J.-F. H.: Until recently, the land surface of the vast Eurasian continent was indeed under Russian influence, while its maritime activity was dominated by India. Those two countries have an understandably cautious approach to a project designed to expand the geopolitical reach of their powerful neighbor. Nonetheless, Russian-Chinese relations remain relatively good. A great deal of effort has been made in that direction over the past 15 years through the Shanghai Cooperation Organisation, which unites several countries of Central Asia. As for India, the main stumbling block is Pakistan, which is the beneficiary of a large-scale economic assistance program from China. The latter’s aid for Pakistan is nothing new, but it has been stepped up since the launch of the new silk roads project. Even though India is not slow in expressing its disagreement, for example by boycotting the most recent talks on the “One Belt One Road” initiative, held in Beijing last May, it does cooperate in different ways, by participating in the AIIB and collaborating with China on other economic projects.

Are the other Eurasian powers capable of scuttling the Chinese initiative?

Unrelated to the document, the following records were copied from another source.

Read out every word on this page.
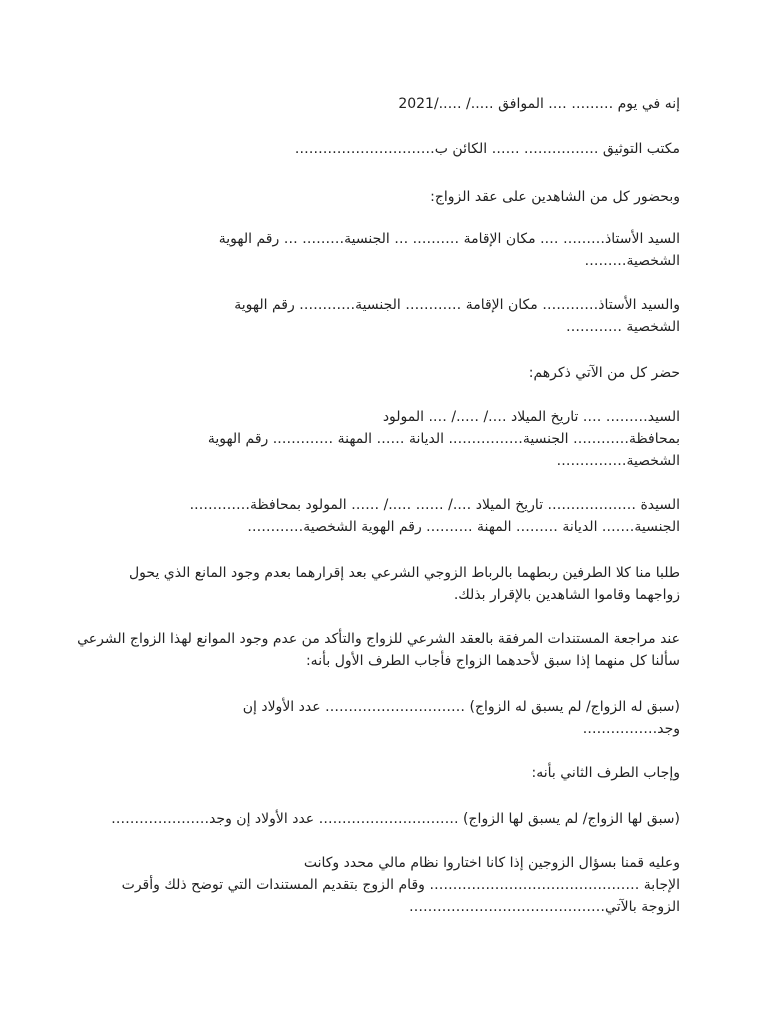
إنه في يوم ……… …. الموافق …../ …../2021
مكتب التوثيق ……………. …… الكائن ب…………………………
وبحضور كل من الشاهدين على عقد الزواج:
السيد الأستاذ……… …. مكان الإقامة ………. … الجنسية……… … رقم الهوية
الشخصية………
والسيد الأستاذ………… مكان الإقامة ………… الجنسية………… رقم الهوية
الشخصية …………
حضر كل من الآتي ذكرهم:
السيد……… …. تاريخ الميلاد …./ …../ …. المولود
بمحافظة………… الجنسية……………. الديانة …… المهنة …………. رقم الهوية
الشخصية……………
السيدة ………………. تاريخ الميلاد …./ …… …../ …… المولود بمحافظة………….
الجنسية……. الديانة ……… المهنة ………. رقم الهوية الشخصية…………
طلبا منا كلا الطرفين ربطهما بالرباط الزوجي الشرعي بعد إقرارهما بعدم وجود المانع الذي يحول
زواجهما وقاموا الشاهدين بالإقرار بذلك.
عند مراجعة المستندات المرفقة بالعقد الشرعي للزواج والتأكد من عدم وجود الموانع لهذا الزواج الشرعي
سألنا كل منهما إذا سبق لأحدهما الزواج فأجاب الطرف الأول بأنه:
(سبق له الزواج/ لم يسبق له الزواج) ………………………… عدد الأولاد إن
وجد…………….
وإجاب الطرف الثاني بأنه:
(سبق لها الزواج/ لم يسبق لها الزواج) ………………………… عدد الأولاد إن وجد…………………
وعليه قمنا بسؤال الزوجين إذا كانا اختاروا نظام مالي محدد وكانت
الإجابة ……………………………………… وقام الزوج بتقديم المستندات التي توضح ذلك وأقرت
الزوجة بالآتي……………………………………
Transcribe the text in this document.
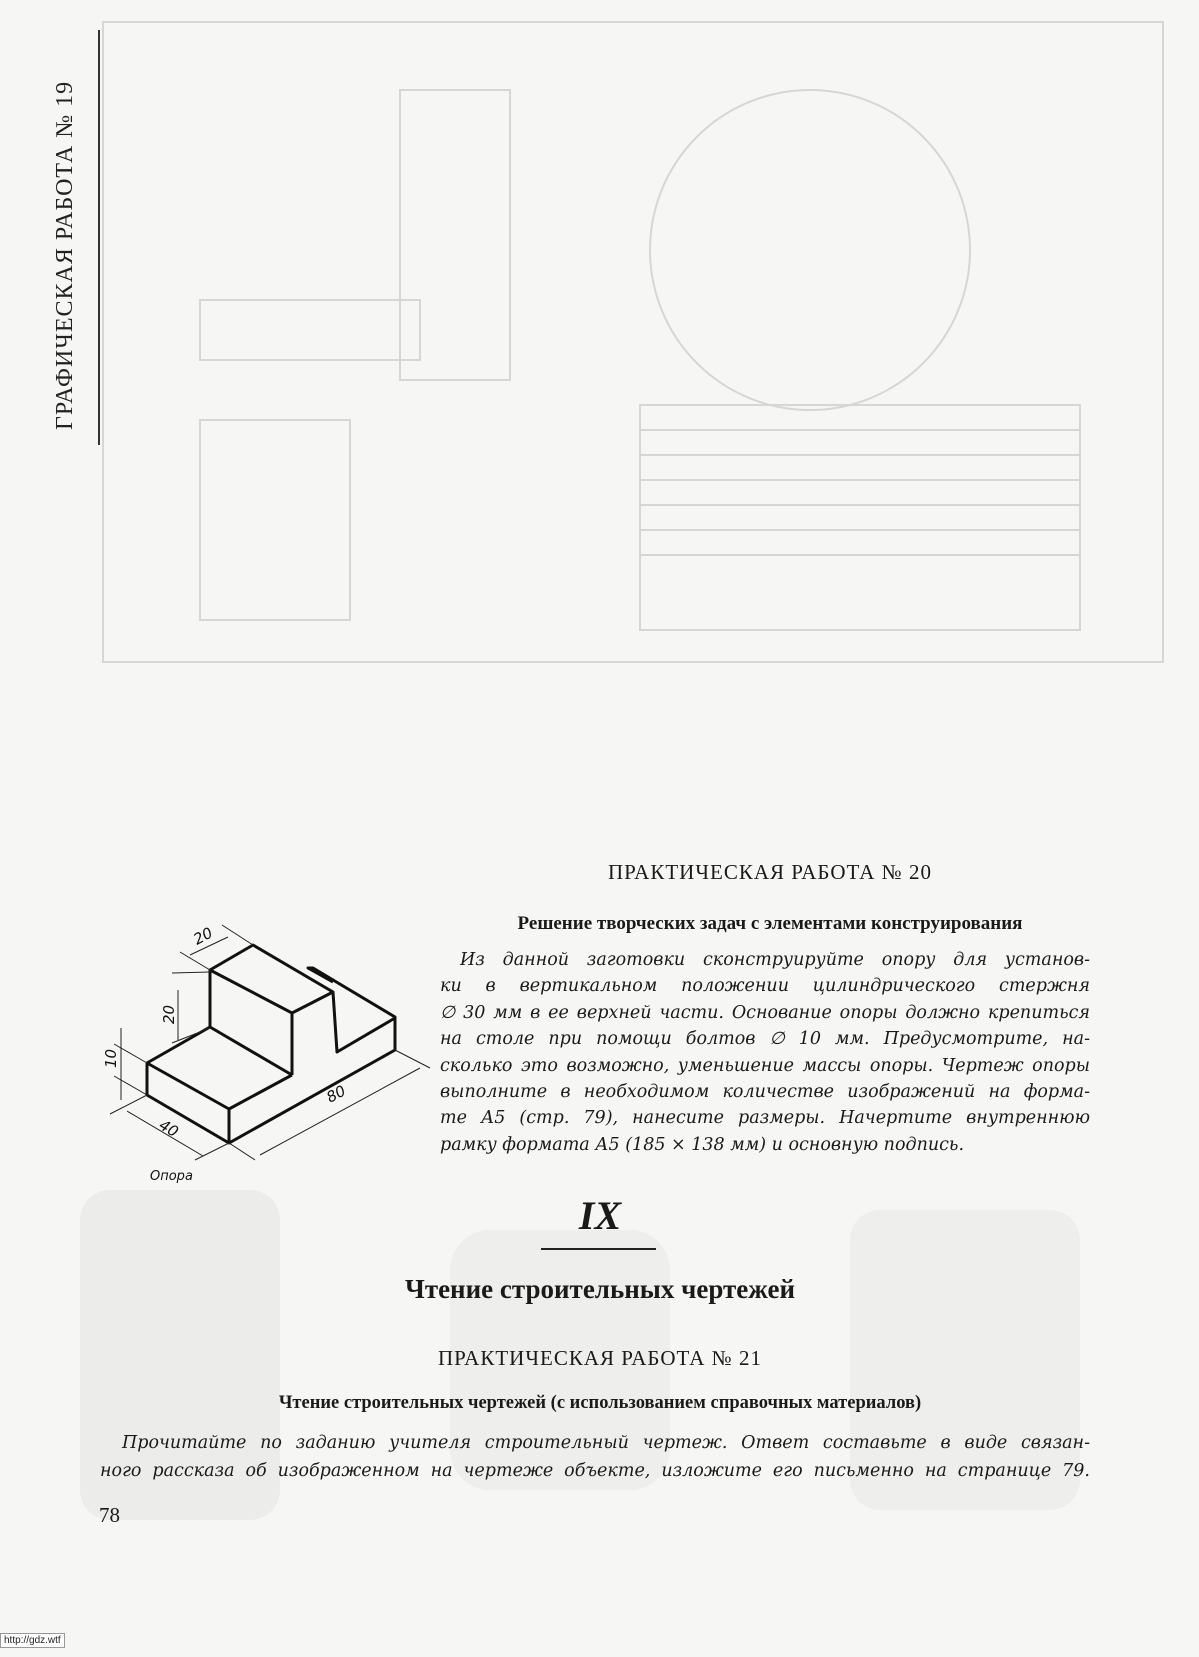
ГРАФИЧЕСКАЯ РАБОТА № 19
ПРАКТИЧЕСКАЯ РАБОТА № 20
Решение творческих задач с элементами конструирования
Из данной заготовки сконструируйте опору для установ-
ки в вертикальном положении цилиндрического стержня
∅ 30 мм в ее верхней части. Основание опоры должно крепиться
на столе при помощи болтов ∅ 10 мм. Предусмотрите, на-
сколько это возможно, уменьшение массы опоры. Чертеж опоры
выполните в необходимом количестве изображений на форма-
те А5 (стр. 79), нанесите размеры. Начертите внутреннюю
рамку формата А5 (185 × 138 мм) и основную подпись.
20
20
10
40
80
Опора
IX
Чтение строительных чертежей
ПРАКТИЧЕСКАЯ РАБОТА № 21
Чтение строительных чертежей (с использованием справочных материалов)
Прочитайте по заданию учителя строительный чертеж. Ответ составьте в виде связан-
ного рассказа об изображенном на чертеже объекте, изложите его письменно на странице 79.
78
http://gdz.wtf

J.-F. H.: It seems highly unlikely. In Central Asia, countries like Uzbekistan, Kazakhstan and Kyrgyzstan receive aid from Chinese institutions that pose no problem to the other three powers concerned by the project—India, Russia and Iran. In my opinion, the risks are more likely to come from the politically unstable Eurasian regions along future trade routes, like the Fergana Valley in Uzbekistan, Balochistan or Kashmir, disputed between India and Pakistan, and whose evolution China cannot predict in the short or medium term.

How will this Chinese initiative reshuffle the geopolitical alliances in the Eurasian region?

J.-F. H.: For the moment, we are not seeing the emergence of a Russia-China axis in opposition to India. Yet some sort of alliance seems to be forming between the Russians and the Chinese, as reflected in China’s support for its neighbor after the sanctions levied against it in 2014 by the US and the European Union for its role in the Ukrainian crisis. China has become the main investor in the Russian economy, while Russia is now China’s leading supplier of petroleum and natural gas. Nevertheless, the Middle Kingdom has every reason to keep its dealings with Russia purely economic—should they turn political or military, the relations between these two superpowers may well become much less amicable.

A major tourist attraction, the rainbow mountains of Zhangye National Geopark, in Gansu Province, still have visible traces of the ancient Silk Roads that were abandoned in the 15th century.
SIPA Asia/ZUMA/REA

How does Japan, which has long dominated this part of the world, perceive China’s desire to expand its economic influence?

J.-F. H.: No doubt the two countries are in competition, in particular through financial institutions, with the China-controlled Asian Infrastructure Investment Bank (AIIB) on one side, and the Japan-dominated Asian Development Bank, on the other. For the moment, Japan is maintaining its observer status, like the US, its longstanding ally. However, for several years now the Land of the Rising Sun has been perfectly aware of the Chinese giant’s ambitions to increase its power beyond its borders, as illustrated by the recurrent conflicts between both countries in the China Sea, not only concerning petroleum and fishing resources, but also with regard to military expansion. At the same time, Japan has no real influence in the Eurasian region, and could be led to join the “One Belt One Road” initiative if it gets US approval.

What is Europe’s position on this new silk roads project?

J.-F. H.: Europe is still not clear on this subject, especially because China’s perception of the European regions is not the same as Brussels’. For example, it makes a distinction between southern European nations and the former socialist states of Central Europe. And Brussels is not keen on seeing other countries traditionally anchored in the European zone, even those that are not part of the European Union, such as Serbia, making China a key economic partner.

Footnotes

1. Jean-François Huchet is a professor at the Institut National des Langues et Civilisations Orientales (INALCO), where he serves as vice-chancellor in charge of research. He was deputy director of the Asia GIS until September 2017.